Concluídas as festas de natal e fim de ano, repete-se a velha chance aberta ao exame dos acertos e dos erros individuais e coletivos que marcaram a vida de cada pessoa no passado. Renovam-se, então, as conhecidas resoluções de mudança de vida, reconciliações, cumprimento de obrigações atrasadas, diálogos a serem retomados, necessidades alheias e próprias ainda não satisfeitas, quase tudo tão difícil, pelo menos na aparência, quanto de execução sempre prorrogada, responsabilidades a parte. Paira no ar, igualmente, uma “atmosfera sobrenatural” de recomeço, de renovação de esperanças, de novo enfrentamento das dificuldades, de desafios a serem vencidos, atenta a receitas espirituais, místicas, algumas aconselhando deixar tudo nas mãos de Deus, como se Ele fosse um mágico a rir da própria liberdade que, segundo a fé de cada um/a, Ele mesmo nos concedeu.

A Agenda latino-americana, porém, uma publicação anual da Comissão dominicana de justiça e paz do Brasil, faz um trabalho bem diferente de tudo isso e de ótimo efeito prático, a cada ano. Para 2015, por exemplo, escolheu como tema principal de estudo e debate, o dos direitos humanos. Em cada uma das suas páginas, reservadas para as anotações diárias dos compromissos das/os suas/seus leitoras/es, assumidos no ano que se inicia, figura o registro de tudo quanto mais importante ocorreu, em cada um desses dias, em proteção e defesa dos direitos humanos na história, acrescido de comentários assinados por quem entende do assunto, não só pela via teórica, mas sobretudo com propostas de ação efetiva para o presente e para o futuro.

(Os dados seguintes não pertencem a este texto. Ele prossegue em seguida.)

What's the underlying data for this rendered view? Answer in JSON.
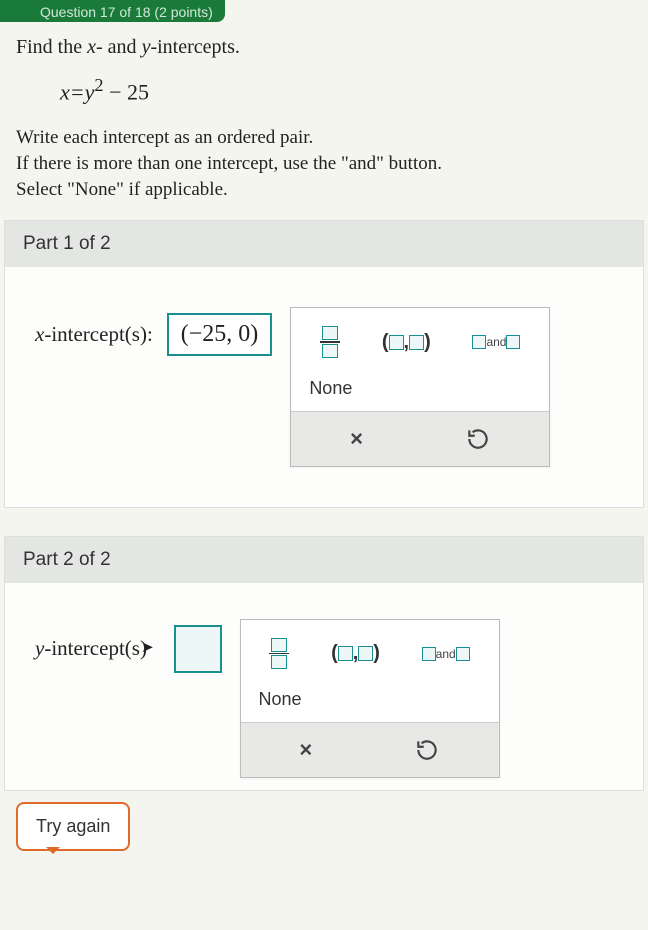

Como o dia 1º de janeiro ficou consagrado mundialmente como o dia mundial da paz, é impressionante o número lá referido de pessoas falecidas ou assassinadas por terem dado as suas vidas em defesa dessa necessidade humana óbvia de convivência fraterna, de respeito recíproco, de ausência de medo e de confiança mútua, desarmada. É difícil se encontrar um dia no ano, no qual defensoras/es dos direitos humanos, movimentos sociais dedicados à sua defesa, lutas populares contrárias a todo o tipo de opressão, gente, ainda que iletrada e pobre, não tenham deixado um sinal às gerações futuras de a vida e a liberdade, a paz como fruto da justiça serem possíveis sim, mesmo contra todas as evidências em contrário.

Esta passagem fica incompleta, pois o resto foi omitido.